Every four weeks, along with the delicious vegetables, fruits, eggs, and bread, Breezy Willow throws in a locally-sourced “bonus” item. This week, it was Wild Pea hummous.
The full share: kale, beets, red potatoes, rainbow carrots, Brussels sprouts, apples (7 Fuji, 5 York), Minneolas, eggs, and bread (I picked Great Harvest challah).
And, of course, the hummous. I may have held up the line for a teensy bit while I dithered over which hummous to take home. (For the record, the choices were curry, “vampire slayer” garlic, Old Bay, or “Asian fire” chili. I eventually decided to go local and went with the Old Bay.)
I also had to get another shot of all those gorgeous rainbow carrots.

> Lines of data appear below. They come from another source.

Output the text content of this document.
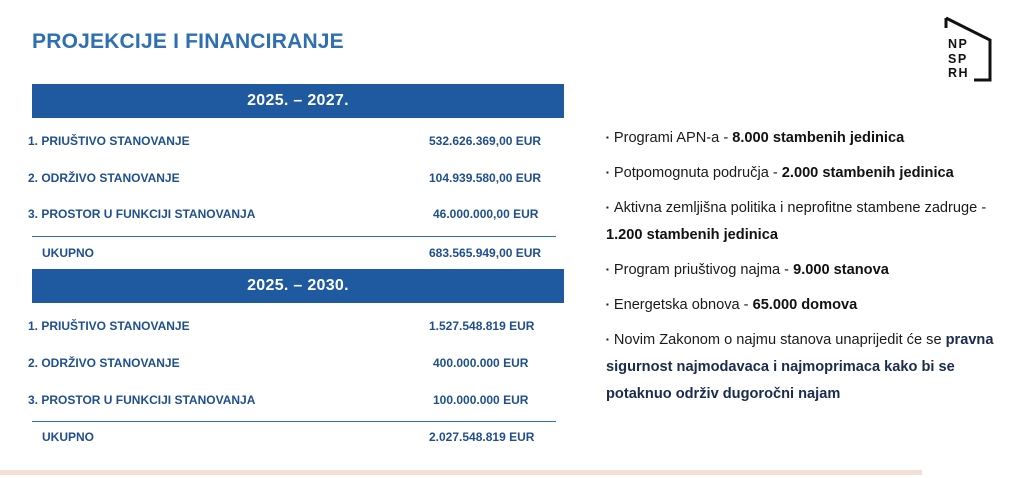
PROJEKCIJE I FINANCIRANJE	NP
SP
RH
2025. – 2027.
1. PRIUŠTIVO STANOVANJE	532.626.369,00 EUR
2. ODRŽIVO STANOVANJE	104.939.580,00 EUR
3. PROSTOR U FUNKCIJI STANOVANJA	46.000.000,00 EUR
UKUPNO	683.565.949,00 EUR
2025. – 2030.
1. PRIUŠTIVO STANOVANJE	1.527.548.819 EUR
2. ODRŽIVO STANOVANJE	400.000.000 EUR
3. PROSTOR U FUNKCIJI STANOVANJA	100.000.000 EUR
UKUPNO	2.027.548.819 EUR
▪ Programi APN-a - 8.000 stambenih jedinica
▪ Potpomognuta područja - 2.000 stambenih jedinica
▪ Aktivna zemljišna politika i neprofitne stambene zadruge - 1.200 stambenih jedinica
▪ Program priuštivog najma - 9.000 stanova
▪ Energetska obnova - 65.000 domova
▪ Novim Zakonom o najmu stanova unaprijedit će se pravna sigurnost najmodavaca i najmoprimaca kako bi se potaknuo održiv dugoročni najam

I think the rainbow carrots are always so pretty – not just the colors, but the unique shapes. I read an article recently (NPR: Think Nobody Wants to Buy Ugly Fruits and Veggies? Think Again) about how “ugly” produce is saved from waste bins, and when I looked at the pictures of the ugly produce, I was shocked. They looked perfectly good!
Then I remembered that whenever I go back to produce-shopping in the winter, after the CSA has ended and the farmer’s market has closed, I’m always a little put off by the shiny perfection of the vegetables. All the carrots are straight, all the apples are round and shiny, the greenery gleams with freshly-sprayed water droplets; if something is bruised, crooked, or dirty, it looks out of place. It’s like shopping out of a catalog: unreal, almost plastic.
Poor lumpy, dirty vegetables; in that context, I can understand why stores wouldn’t stock them. But they’re just as tasty, and I really do feel closer to the source of my food when I peel a crooked carrot, or flick a little green worm off the tip of my corn cob. It’s good to know where your food comes from, and all the different shapes in which it can present itself. And imperfections can actually be good indicators of quality. My dad used to say, whenever I found an apple with a hole pecked out of it: good choice; the birds know which apples are the tastiest.